Duo threatened victims with violence, firearms

Two men have narrowly avoided prison terms over a simple trip to retrieve a tyre they claimed “spiralled out of control”.

Johnathan Robert Hill (35) and Ronald Joseph Hanson (23) both appeared before the Dunedin District Court yesterday on a slew of charges, the most serious of which was burglary of a rural Waiwera South home.

The pair reiterated in court what they told police — that they had simply gone to the property to get a tyre — but Judge John Macdonald was sceptical.

The police summary of facts suggested there was a different motivation for the visit.

There were four men in the car on September 15 last year.

The driver, who eventually was granted police diversion, had broken up a week earlier with a woman from the address and had just learned she had slept with one of the men there.

When they arrived, Hill and Hanson entered the house through a sliding door while their two associates remained outside.

Hanson accused the first man he saw in the house of sleeping with his mate’s ex-girlfriend.

Despite being told he had the wrong person, Hill punched the man in the face.

Hill then found the man he was looking for, backed him into a room and challenged him to a fight, telling him he was a member of the Mongrel Mob.

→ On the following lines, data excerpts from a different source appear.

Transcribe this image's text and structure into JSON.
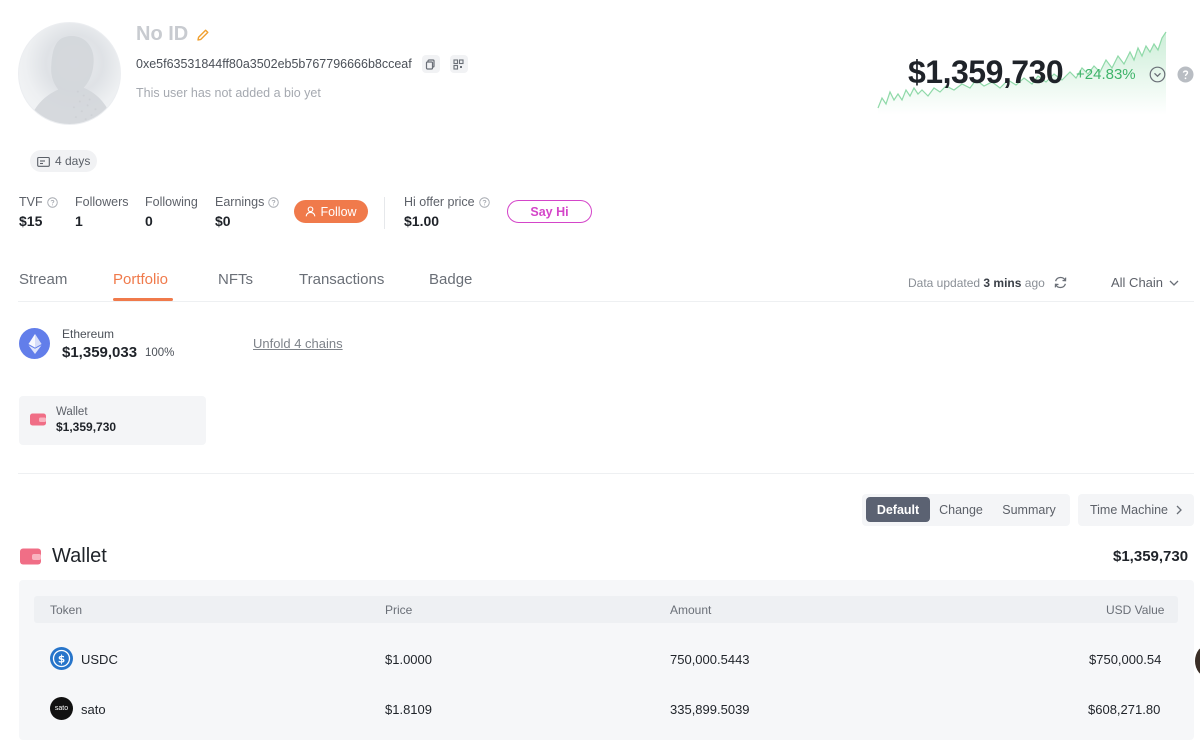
{
  "profile": {
    "name": "No ID",
    "address": "0xe5f63531844ff80a3502eb5b767796666b8cceaf",
    "bio": "This user has not added a bio yet",
    "days_badge": "4 days"
  },
  "stats": {
    "tvf_label": "TVF",
    "tvf_value": "$15",
    "followers_label": "Followers",
    "followers_value": "1",
    "following_label": "Following",
    "following_value": "0",
    "earnings_label": "Earnings",
    "earnings_value": "$0",
    "hi_offer_label": "Hi offer price",
    "hi_offer_value": "$1.00"
  },
  "actions": {
    "follow_label": "Follow",
    "say_hi_label": "Say Hi"
  },
  "net_worth": {
    "value": "$1,359,730",
    "change": "+24.83%",
    "change_color": "#3fb46a"
  },
  "tabs": [
    {
      "label": "Stream"
    },
    {
      "label": "Portfolio",
      "active": true
    },
    {
      "label": "NFTs"
    },
    {
      "label": "Transactions"
    },
    {
      "label": "Badge"
    }
  ],
  "data_updated": {
    "prefix": "Data updated",
    "time": "3 mins",
    "suffix": "ago"
  },
  "chain_filter": "All Chain",
  "chain_summary": {
    "name": "Ethereum",
    "value": "$1,359,033",
    "percent": "100%",
    "unfold_label": "Unfold 4 chains"
  },
  "wallet_card": {
    "label": "Wallet",
    "value": "$1,359,730"
  },
  "view_toggles": {
    "default": "Default",
    "change": "Change",
    "summary": "Summary",
    "time_machine": "Time Machine"
  },
  "wallet_section": {
    "title": "Wallet",
    "total": "$1,359,730",
    "columns": [
      "Token",
      "Price",
      "Amount",
      "USD Value"
    ],
    "rows": [
      {
        "token": "USDC",
        "icon": "usdc-icon",
        "price": "$1.0000",
        "amount": "750,000.5443",
        "usd_value": "$750,000.54"
      },
      {
        "token": "sato",
        "icon": "sato-icon",
        "icon_text": "sato",
        "price": "$1.8109",
        "amount": "335,899.5039",
        "usd_value": "$608,271.80"
      }
    ]
  },
  "colors": {
    "accent": "#f07a4b",
    "say_hi": "#d445c9",
    "ethereum": "#627eea",
    "usdc": "#2775ca",
    "wallet_icon": "#f06e86"
  }
}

Yesterday, defence counsel Andrew Dawson said his client had no such gang connections.

Hanson, meanwhile, bundled the second man into the same bedroom.

Hill found a rifle in the corner of the room, actioned the weapon using the bolt and pointed it at one of the victims.

When one of the victims refused to move to the living room, Hanson punched him several times in the head and ribs, knocking him to the floor.

He followed it up with a stomp to the man’s face which was so forceful it left a boot imprint.

Hill pointed the loaded firearm at the now injured victim and told him he could “make him disappear”.

If the victims told anyone what had happened he would be back to “finish the job”, he said.

On the way out, Hanson found another rifle and a pump-action shotgun.

The two defendants also threatened a woman in the house as they left.

“It was one of those things that perhaps once they got there things spiralled out of control very quickly,” Mr Dawson said.

Judge Macdonald accepted that characterisation.

“It seems to me there was no great plan involved in this ... it all rather happened in a random way,” he said.

Hill was sentenced to eight months’ home detention and ordered to pay $500 reparation.

Hanson got nine months’ home detention, 300 hours’ community work and a reparation bill of $2000.

He was also banned from driving for nine months for three unrelated charges of driving while suspended.